The joint analysis of
Figure 11 and
Table 6 highlights the complementary nature of temporal and global interpretability. The heatmap captures localized effects, showing at which time steps individual features exert the strongest influence on the anomaly score, while the table aggregates these contributions to identify the most relevant attributes overall. For instance,
countweb appears as a dominant factor in both representations: in the heatmap it exhibits high influence at the most recent steps (
and
), whereas in the table it ranks first in terms of absolute normalized importance. This consistency reinforces the reliability of the occlusion-based analysis and provides interpretable evidence that web request frequency, destination ports, and policy identifiers are decisive factors in anomaly detection. These representative examples confirm that the proposed CNN-GRU model not only achieves strong quantitative performance (accuracy, F1-score, AUC) but also delivers transparent and actionable interpretability. This strengthens its applicability in operational cybersecurity contexts, where understanding the underlying causes of anomaly alerts is essential for informed decision-making.
5. Conclusions
This work presents a hybrid architecture for anomaly detection in encrypted network traffic, integrating unsupervised clustering using EFMS-KMeans with deep sequential modeling through CNN-GRU. This approach simultaneously addresses initial traffic segmentation and temporal pattern modeling, achieving a synergy that enhances both the accuracy and efficiency of the detection process.
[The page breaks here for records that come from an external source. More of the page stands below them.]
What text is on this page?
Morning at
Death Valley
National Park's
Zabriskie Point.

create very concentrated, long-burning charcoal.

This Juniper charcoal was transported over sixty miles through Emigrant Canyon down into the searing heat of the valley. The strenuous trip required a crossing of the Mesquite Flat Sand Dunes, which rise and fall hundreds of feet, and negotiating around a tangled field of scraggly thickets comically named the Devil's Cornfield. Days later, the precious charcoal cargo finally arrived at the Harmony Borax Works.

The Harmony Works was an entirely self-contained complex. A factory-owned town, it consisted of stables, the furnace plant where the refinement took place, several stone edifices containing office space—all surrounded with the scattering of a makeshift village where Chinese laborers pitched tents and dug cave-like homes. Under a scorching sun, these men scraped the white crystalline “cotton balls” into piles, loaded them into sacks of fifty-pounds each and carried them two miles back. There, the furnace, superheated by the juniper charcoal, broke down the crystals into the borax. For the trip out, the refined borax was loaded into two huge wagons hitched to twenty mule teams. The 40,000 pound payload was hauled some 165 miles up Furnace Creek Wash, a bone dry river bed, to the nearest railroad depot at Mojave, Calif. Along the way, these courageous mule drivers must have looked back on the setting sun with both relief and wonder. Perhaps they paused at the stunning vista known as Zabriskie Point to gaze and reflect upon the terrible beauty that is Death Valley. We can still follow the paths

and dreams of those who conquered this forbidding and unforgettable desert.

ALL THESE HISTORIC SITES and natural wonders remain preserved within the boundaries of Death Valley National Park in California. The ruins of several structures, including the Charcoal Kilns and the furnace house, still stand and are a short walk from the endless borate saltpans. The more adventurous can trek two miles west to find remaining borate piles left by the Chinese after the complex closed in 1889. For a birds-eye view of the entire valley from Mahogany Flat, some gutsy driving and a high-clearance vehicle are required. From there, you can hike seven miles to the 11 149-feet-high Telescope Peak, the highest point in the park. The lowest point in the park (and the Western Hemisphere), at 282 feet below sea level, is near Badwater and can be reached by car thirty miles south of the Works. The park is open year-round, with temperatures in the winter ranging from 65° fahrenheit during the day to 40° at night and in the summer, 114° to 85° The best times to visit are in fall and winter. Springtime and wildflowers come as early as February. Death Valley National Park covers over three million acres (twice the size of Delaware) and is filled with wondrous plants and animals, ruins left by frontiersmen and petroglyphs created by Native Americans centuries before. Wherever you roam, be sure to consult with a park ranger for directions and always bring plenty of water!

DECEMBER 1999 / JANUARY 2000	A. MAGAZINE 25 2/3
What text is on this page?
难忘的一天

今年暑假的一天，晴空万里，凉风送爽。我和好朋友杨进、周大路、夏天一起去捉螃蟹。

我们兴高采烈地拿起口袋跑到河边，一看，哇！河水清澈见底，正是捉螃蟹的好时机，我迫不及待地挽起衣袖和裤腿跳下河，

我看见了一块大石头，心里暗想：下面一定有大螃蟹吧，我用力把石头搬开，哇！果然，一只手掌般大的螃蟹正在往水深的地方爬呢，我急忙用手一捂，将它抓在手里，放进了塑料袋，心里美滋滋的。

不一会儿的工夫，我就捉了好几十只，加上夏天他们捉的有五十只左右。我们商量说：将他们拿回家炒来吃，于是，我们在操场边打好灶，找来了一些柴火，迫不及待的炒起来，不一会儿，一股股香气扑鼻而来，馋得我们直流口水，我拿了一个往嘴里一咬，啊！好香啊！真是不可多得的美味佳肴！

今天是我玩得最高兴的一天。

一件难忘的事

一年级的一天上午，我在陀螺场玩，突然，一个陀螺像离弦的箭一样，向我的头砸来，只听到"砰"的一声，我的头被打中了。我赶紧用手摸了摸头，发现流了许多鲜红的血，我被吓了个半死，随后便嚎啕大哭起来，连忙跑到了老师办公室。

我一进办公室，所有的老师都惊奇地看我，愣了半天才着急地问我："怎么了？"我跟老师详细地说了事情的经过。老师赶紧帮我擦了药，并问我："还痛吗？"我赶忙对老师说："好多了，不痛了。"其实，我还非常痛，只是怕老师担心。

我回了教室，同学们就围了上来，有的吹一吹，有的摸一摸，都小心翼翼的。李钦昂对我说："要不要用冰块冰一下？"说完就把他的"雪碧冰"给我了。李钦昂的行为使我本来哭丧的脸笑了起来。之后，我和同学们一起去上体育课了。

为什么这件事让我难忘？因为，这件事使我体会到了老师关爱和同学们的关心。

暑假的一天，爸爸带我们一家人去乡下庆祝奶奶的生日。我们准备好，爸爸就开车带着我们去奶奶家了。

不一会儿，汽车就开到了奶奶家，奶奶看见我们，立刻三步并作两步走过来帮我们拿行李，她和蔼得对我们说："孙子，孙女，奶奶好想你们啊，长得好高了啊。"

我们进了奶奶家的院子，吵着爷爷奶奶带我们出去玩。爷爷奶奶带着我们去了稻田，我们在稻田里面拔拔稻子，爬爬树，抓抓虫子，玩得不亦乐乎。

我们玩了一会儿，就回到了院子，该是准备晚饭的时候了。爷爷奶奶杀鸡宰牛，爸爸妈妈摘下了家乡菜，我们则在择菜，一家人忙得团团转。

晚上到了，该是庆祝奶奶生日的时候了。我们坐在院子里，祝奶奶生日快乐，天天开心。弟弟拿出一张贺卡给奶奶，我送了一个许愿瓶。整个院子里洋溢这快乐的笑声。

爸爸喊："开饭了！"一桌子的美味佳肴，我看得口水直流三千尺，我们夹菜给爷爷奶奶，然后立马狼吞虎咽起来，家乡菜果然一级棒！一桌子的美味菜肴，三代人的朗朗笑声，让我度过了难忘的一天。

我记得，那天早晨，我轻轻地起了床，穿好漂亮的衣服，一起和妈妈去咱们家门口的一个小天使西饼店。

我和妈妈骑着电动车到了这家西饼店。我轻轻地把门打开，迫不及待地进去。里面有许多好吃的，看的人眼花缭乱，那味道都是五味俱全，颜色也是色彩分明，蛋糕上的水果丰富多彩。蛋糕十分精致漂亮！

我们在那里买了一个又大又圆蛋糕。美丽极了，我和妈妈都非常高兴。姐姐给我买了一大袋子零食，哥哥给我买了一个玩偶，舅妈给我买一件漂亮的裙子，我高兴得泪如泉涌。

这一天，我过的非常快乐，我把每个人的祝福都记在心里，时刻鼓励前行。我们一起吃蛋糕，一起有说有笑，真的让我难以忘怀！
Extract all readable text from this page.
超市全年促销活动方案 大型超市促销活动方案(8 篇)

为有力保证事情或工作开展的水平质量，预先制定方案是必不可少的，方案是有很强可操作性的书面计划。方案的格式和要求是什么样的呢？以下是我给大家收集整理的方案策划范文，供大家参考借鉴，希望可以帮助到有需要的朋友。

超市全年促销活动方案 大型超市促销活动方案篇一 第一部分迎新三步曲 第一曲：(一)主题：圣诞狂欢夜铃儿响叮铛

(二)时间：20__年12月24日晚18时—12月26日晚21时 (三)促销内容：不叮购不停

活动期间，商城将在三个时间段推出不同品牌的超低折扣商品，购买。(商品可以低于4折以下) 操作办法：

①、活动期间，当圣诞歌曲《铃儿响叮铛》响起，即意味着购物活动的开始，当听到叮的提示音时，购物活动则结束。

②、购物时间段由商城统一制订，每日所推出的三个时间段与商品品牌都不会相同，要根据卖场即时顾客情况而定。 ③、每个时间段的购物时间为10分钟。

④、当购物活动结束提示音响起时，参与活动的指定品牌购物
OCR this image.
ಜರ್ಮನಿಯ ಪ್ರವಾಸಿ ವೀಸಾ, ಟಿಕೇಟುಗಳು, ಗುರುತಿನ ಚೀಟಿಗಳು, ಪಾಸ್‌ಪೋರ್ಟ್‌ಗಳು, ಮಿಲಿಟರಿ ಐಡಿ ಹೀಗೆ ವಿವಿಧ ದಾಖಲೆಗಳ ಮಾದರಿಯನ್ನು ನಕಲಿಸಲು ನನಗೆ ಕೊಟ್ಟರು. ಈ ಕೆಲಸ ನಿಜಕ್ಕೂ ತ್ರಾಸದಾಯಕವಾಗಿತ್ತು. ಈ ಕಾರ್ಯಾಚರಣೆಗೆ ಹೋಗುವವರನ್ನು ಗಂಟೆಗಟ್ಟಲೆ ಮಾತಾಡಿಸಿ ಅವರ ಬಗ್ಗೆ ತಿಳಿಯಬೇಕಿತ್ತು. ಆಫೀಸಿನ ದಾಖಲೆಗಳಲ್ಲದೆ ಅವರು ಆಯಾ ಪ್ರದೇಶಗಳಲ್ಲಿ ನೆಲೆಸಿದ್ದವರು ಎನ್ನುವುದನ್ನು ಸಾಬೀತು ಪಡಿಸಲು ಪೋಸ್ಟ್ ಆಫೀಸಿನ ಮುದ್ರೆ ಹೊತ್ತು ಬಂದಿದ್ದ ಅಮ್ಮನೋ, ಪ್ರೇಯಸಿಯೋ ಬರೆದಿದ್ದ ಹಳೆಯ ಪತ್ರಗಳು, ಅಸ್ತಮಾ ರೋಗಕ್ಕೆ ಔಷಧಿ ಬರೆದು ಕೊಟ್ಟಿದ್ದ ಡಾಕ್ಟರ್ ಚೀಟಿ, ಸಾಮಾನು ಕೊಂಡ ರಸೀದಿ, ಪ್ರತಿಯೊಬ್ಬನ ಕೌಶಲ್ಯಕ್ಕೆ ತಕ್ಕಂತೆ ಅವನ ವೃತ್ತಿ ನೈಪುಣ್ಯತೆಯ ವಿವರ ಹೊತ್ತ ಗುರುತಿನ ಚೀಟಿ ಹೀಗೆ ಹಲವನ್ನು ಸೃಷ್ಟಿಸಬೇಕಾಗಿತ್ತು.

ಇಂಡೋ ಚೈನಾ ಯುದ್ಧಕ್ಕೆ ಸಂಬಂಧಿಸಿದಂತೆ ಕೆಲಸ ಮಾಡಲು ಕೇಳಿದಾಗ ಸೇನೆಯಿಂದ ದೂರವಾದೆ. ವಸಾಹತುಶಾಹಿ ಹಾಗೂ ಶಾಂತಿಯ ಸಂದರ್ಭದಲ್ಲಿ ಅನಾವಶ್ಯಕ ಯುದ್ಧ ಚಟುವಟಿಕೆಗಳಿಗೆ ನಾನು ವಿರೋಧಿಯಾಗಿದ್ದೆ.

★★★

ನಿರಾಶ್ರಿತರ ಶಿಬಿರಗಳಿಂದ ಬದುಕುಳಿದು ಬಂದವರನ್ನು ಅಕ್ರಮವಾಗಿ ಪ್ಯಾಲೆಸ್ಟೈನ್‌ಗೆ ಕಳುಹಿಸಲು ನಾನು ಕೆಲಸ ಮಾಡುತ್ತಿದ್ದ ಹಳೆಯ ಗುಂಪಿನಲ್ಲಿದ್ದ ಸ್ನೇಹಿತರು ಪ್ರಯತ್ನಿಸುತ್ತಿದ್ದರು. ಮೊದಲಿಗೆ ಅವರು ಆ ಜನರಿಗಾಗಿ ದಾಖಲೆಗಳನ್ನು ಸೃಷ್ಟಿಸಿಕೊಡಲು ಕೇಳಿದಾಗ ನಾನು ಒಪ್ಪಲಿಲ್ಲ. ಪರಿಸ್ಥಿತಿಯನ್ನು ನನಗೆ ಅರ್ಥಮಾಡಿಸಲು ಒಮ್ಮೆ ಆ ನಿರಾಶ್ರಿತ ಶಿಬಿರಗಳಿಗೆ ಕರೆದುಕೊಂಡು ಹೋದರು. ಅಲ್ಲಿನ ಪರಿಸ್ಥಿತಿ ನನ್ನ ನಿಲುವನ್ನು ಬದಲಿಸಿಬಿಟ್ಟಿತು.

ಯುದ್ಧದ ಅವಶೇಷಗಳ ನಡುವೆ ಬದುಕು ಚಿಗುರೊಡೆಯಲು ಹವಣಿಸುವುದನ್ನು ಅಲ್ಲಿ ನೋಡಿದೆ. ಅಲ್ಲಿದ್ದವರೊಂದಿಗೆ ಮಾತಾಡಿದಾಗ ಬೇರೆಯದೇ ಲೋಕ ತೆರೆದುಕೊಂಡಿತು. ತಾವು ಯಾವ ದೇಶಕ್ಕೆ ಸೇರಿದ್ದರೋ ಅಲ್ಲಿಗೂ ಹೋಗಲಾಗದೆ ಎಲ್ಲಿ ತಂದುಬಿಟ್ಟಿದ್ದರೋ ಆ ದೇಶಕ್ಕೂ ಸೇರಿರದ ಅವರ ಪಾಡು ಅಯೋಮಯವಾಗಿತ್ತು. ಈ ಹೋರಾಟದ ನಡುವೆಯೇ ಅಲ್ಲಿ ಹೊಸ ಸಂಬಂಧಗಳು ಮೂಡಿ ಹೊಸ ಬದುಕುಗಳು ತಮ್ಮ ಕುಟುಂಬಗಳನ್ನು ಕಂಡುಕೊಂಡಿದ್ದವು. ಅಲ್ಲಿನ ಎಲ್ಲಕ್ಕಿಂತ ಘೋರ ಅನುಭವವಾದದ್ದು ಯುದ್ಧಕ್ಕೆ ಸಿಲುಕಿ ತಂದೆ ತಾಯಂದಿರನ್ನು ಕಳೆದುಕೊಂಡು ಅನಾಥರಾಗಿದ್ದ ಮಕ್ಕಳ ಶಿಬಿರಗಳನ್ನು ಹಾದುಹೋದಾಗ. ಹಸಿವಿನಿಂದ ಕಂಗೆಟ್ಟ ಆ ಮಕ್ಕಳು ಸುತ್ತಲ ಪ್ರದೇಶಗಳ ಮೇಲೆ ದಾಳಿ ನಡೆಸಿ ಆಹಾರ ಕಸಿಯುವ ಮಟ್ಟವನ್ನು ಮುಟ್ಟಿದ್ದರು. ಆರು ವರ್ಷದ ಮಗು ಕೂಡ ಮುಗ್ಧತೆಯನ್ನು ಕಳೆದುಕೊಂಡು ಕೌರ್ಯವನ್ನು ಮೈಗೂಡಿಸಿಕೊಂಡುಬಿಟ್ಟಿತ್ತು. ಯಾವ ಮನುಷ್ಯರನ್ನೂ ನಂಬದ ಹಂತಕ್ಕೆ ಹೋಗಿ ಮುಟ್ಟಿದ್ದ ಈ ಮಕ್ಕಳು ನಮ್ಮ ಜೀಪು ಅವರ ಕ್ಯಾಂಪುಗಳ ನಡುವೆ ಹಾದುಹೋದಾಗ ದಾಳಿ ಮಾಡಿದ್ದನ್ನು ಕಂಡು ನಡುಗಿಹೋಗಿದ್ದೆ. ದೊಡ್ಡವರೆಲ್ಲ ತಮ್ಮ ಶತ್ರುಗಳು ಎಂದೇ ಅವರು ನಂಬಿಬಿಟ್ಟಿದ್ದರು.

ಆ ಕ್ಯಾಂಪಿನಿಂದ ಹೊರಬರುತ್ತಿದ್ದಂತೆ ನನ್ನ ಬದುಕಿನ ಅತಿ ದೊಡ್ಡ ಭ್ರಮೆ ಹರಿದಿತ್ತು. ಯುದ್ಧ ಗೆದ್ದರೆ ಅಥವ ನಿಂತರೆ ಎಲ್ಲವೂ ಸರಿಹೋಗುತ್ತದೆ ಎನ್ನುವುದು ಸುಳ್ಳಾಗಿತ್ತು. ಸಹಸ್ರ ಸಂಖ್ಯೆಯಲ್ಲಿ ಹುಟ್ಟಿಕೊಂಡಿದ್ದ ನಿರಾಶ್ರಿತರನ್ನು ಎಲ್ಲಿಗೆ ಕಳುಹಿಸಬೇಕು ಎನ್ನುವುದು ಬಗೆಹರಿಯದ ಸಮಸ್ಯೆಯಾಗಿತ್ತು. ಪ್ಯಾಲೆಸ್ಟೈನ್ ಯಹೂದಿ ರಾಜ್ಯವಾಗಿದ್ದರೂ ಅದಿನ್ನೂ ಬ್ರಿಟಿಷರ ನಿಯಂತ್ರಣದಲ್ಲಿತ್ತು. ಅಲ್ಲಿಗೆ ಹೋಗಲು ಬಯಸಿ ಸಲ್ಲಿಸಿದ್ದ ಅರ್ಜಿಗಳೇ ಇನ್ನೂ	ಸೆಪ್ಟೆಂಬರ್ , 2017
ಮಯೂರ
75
The experimental results show significant improvements in key metrics compared to comparable hybrid architectures, with the proposed CNN-GRU achieving an accuracy of 0.977, an F1-Score of 0.977, and an AUC of 0.986, while maintaining a competitive inference time of approximately 0.0 s. This positions the model as a viable solution for latency-sensitive environments, such as perimeter gateways and corporate networks.
The main contributions of this research are:
- 1.
Efficiency in detecting encrypted traffic: The architecture identifies anomalies without content inspection, ensuring privacy and reducing computational load.
- 2.
High generalization capability: The model exhibits robust performance in multiclass and noisy traffic scenarios, surpassing the results of previously reported hybrid approaches.
- 3.
Scalability and applicability in edge computing: Its modular design and low inference cost facilitate deployment in distributed infrastructures, aligning with emerging trends in perimeter cybersecurity.
Nonetheless, relevant challenges remain. The limited interpretability of the model’s decisions hinders its adoption in contexts that require auditable explanations, such as critical infrastructures. Additionally, its ability to dynamically adapt could be improved through online learning techniques that respond to evolving traffic in real time.
Future work will focus on:
Integrating explainable AI (XAI) mechanisms to improve model transparency.
Incorporating federated architectures to preserve privacy and enhance system resilience.
Developing continuous learning schemes that allow dynamic updates to adapt to new traffic patterns.
Overall, the findings position the proposed approach as an effective, scalable, and low-cost solution for encrypted anomalous traffic detection, with strong potential for deployment in corporate environments and next-generation distributed ecosystems.